Green Is The New Black

Written By: Selena Doner

What is trending in the Canadian culture today is usually some form of slipper-boot hybrid, an obsessive craze for some British boy band or maybe another television series based on a family of hillbillies. Certain kinds of fashion movements and music discoveries typically take the stage in our Western society, and that is the way it has been for generations. However, the past couple years have added a new “trend” to the public conversation: environmentalism.

                  “Going green,” as many call it, has exploded onto the scene and captured the attention of the adolescent world. The environmental movement was awakened in the 1970s when certain people, usually referred to as “hippies,” began to take a deep interest in the natural world. Of course this was sparked by the growing destruction of forests, discovering what a powerful pesticide called DDT truly did and leading green-thinker Rachel Carson’s book Silent Spring. Earth Day was founded, as well as numerous organizations that are still making a difference to this day, such as World Wildlife Fund (WWF) and Greenpeace. For a while, though, saving the planet became a task for the “treehuggers” and was put on the backburner of the society who would much rather learn how to dress like Kurt Cobain or spend two months’ worth of allowance on Michael Jordan sneakers.
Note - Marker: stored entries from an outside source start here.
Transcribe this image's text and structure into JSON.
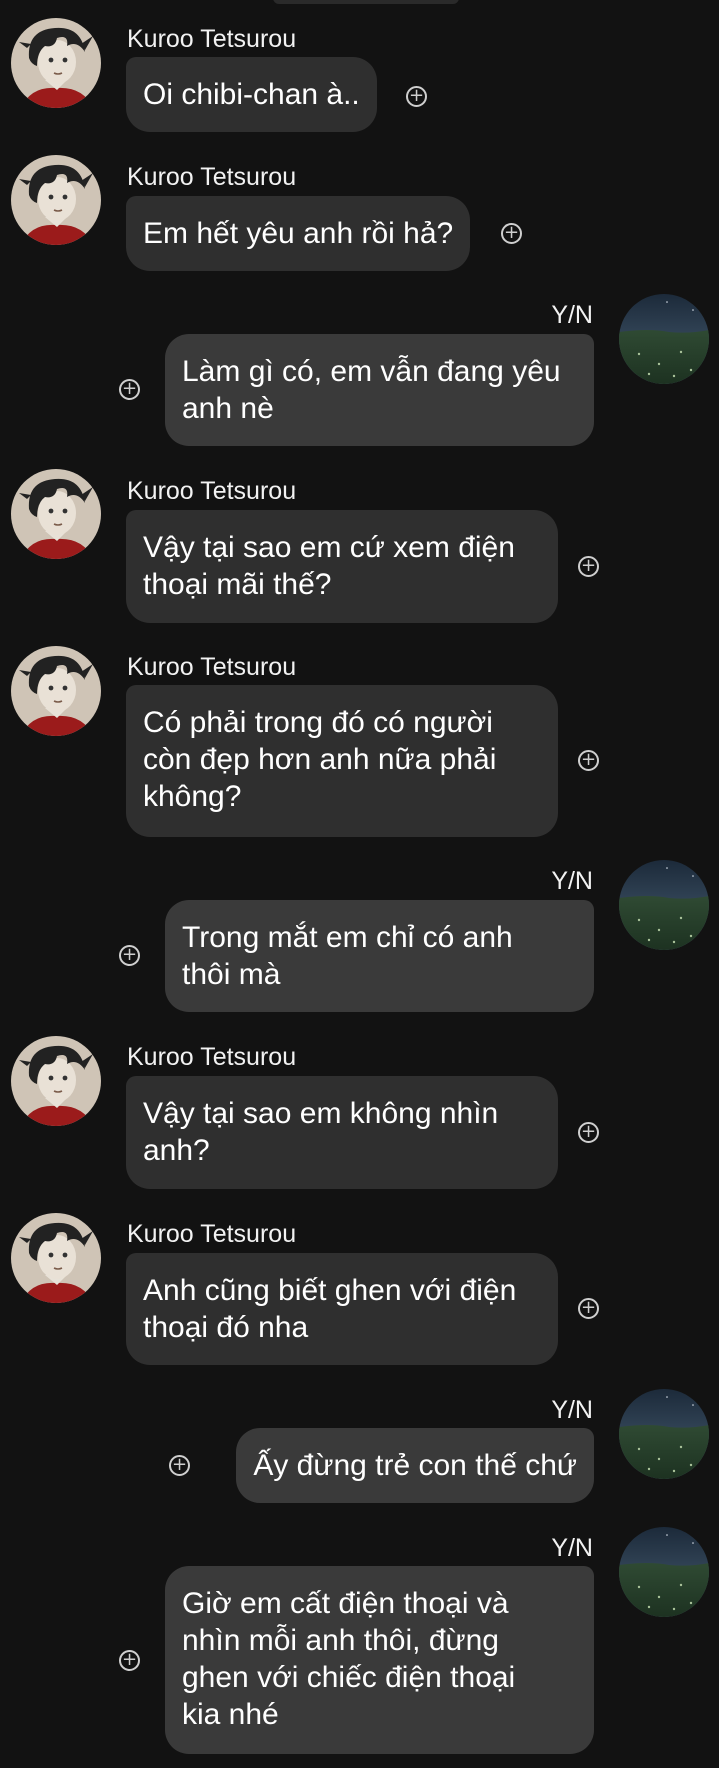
{
  "colors": {
    "background": "#121212",
    "bubble_incoming": "#2f2f2f",
    "bubble_outgoing": "#3a3a3a",
    "text": "#ffffff"
  },
  "icons": {
    "react": "add-reaction-icon",
    "contact_avatar": "kuroo-avatar",
    "self_avatar": "landscape-avatar"
  },
  "conversation": {
    "messages": [
      {
        "side": "left",
        "sender": "Kuroo Tetsurou",
        "text": "Oi chibi-chan à.."
      },
      {
        "side": "left",
        "sender": "Kuroo Tetsurou",
        "text": "Em hết yêu anh rồi hả?"
      },
      {
        "side": "right",
        "sender": "Y/N",
        "text": "Làm gì có, em vẫn đang yêu\nanh nè"
      },
      {
        "side": "left",
        "sender": "Kuroo Tetsurou",
        "text": "Vậy tại sao em cứ xem điện\nthoại mãi thế?"
      },
      {
        "side": "left",
        "sender": "Kuroo Tetsurou",
        "text": "Có phải trong đó có người\ncòn đẹp hơn anh nữa phải\nkhông?"
      },
      {
        "side": "right",
        "sender": "Y/N",
        "text": "Trong mắt em chỉ có anh\nthôi mà"
      },
      {
        "side": "left",
        "sender": "Kuroo Tetsurou",
        "text": "Vậy tại sao em không nhìn\nanh?"
      },
      {
        "side": "left",
        "sender": "Kuroo Tetsurou",
        "text": "Anh cũng biết ghen với điện\nthoại đó nha"
      },
      {
        "side": "right",
        "sender": "Y/N",
        "text": "Ấy đừng trẻ con thế chứ"
      },
      {
        "side": "right",
        "sender": "Y/N",
        "text": "Giờ em cất điện thoại và\nnhìn mỗi anh thôi, đừng\nghen với chiếc điện thoại\nkia nhé"
      }
    ]
  }
}
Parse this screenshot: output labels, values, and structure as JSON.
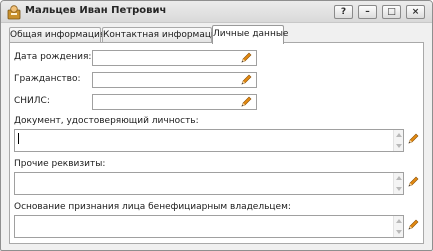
{
  "window": {
    "title": "Мальцев Иван Петрович",
    "buttons": {
      "help": "?",
      "minimize": "–",
      "maximize": "□",
      "close": "×"
    }
  },
  "tabs": [
    {
      "label": "Общая информация",
      "active": false
    },
    {
      "label": "Контактная информация",
      "active": false
    },
    {
      "label": "Личные данные",
      "active": true
    }
  ],
  "form": {
    "birth_date": {
      "label": "Дата рождения:",
      "value": ""
    },
    "citizenship": {
      "label": "Гражданство:",
      "value": ""
    },
    "snils": {
      "label": "СНИЛС:",
      "value": ""
    },
    "identity_document": {
      "label": "Документ, удостоверяющий личность:",
      "value": ""
    },
    "other_details": {
      "label": "Прочие реквизиты:",
      "value": ""
    },
    "beneficiary_basis": {
      "label": "Основание признания лица бенефициарным владельцем:",
      "value": ""
    }
  },
  "icons": {
    "edit": "pencil-icon",
    "app": "person-icon"
  },
  "colors": {
    "pencil": "#e38a12",
    "pencil_tip": "#3a3a3a",
    "border": "#a0a0a0"
  }
}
                  However, in 2006 when the former United States Vice President Al Gore burst onto the scene with a shocking slideshow, heads were indeed turned. The film An Inconvenient Truth, in which Gore shares information about the planet to educate viewers about climate change and global warming, is the documentary that is said to have sparked the environmental movement back into public concern. These concerns became more real with the release of the fictional apocalyptic film, The Day After Tomorrow. The fight for the ozone returned with a huge following, from kids toting plastic bags filled with garbage to thousands protesting against factory emissions.

                  Sadly, the flame that was relit began to dim again as more current issues took over, such as Britney Spears’s shaved head and Paris Hilton’s sex tape. The environmental movement was still happening, but it had been deflated from the urgent and passionate movement it once was and flattened into a faded concept of environmentalism that involved “Save the Earth” buttons and “I Love Recycling” t-shirts. Certain things like separating your recycling and carpooling that were considered only the first steps to changing things became the only efforts some made. Many would say doing one small thing to help the Earth makes a difference. It would be more accurate to suggest that doing small things repeatedly is where real change lies. This means a real commitment to environmentalism from everyone, and the movement needs a good push from those claiming to be “green.”

                  “Going green” has become more of a fad than a movement in Western society today. People would say being “into environmentalism” would entail buying organic groceries, only drinking fair trade coffee and owning a Hybrid vehicle. These of course are all things considered positive and would be supported by many environmentalists, as long as one commits and understands what they are doing. For example, one could purchase chicken or milk that is labelled organic with the romantic idea of chickens roaming free of cages and cows being gently hand-milked when in fact organic can mean only a difference in price (usually higher) and additives. Why would you spend more money on something you probably know next to nothing about? The same reason people pay more for “better quality clothing” made by enslaved children: it’s fashionable.

                  These buzzwords, “fair trade,” “organic,” “vegan,” are heard throughout many young peoples’ social circles today, and one place they float around is Redeemer University College. As a student at Redeemer, you would hear all about creation care in your classes and spot the massive solar panels on the roof. You would enjoy a fair trade coffee from William’s and listen to people discuss how they made vegan cookies on the weekend. All of these things have the makings of an environmentally conscious school, but what difference is being made in the long run? Redeemer has yet to help plant an urban garden, participate in pipe watch or actively clean up a littered area. These may be all big steps toward a “greener” school, but even promoting awareness of current environmental issues would be more than what is being done. As Christians, it is our obligation to care for creation, and what is being done at Redeemer and all over the country is more of a care for how it looks to have an environmental lifestyle rather than a desire to actually participate.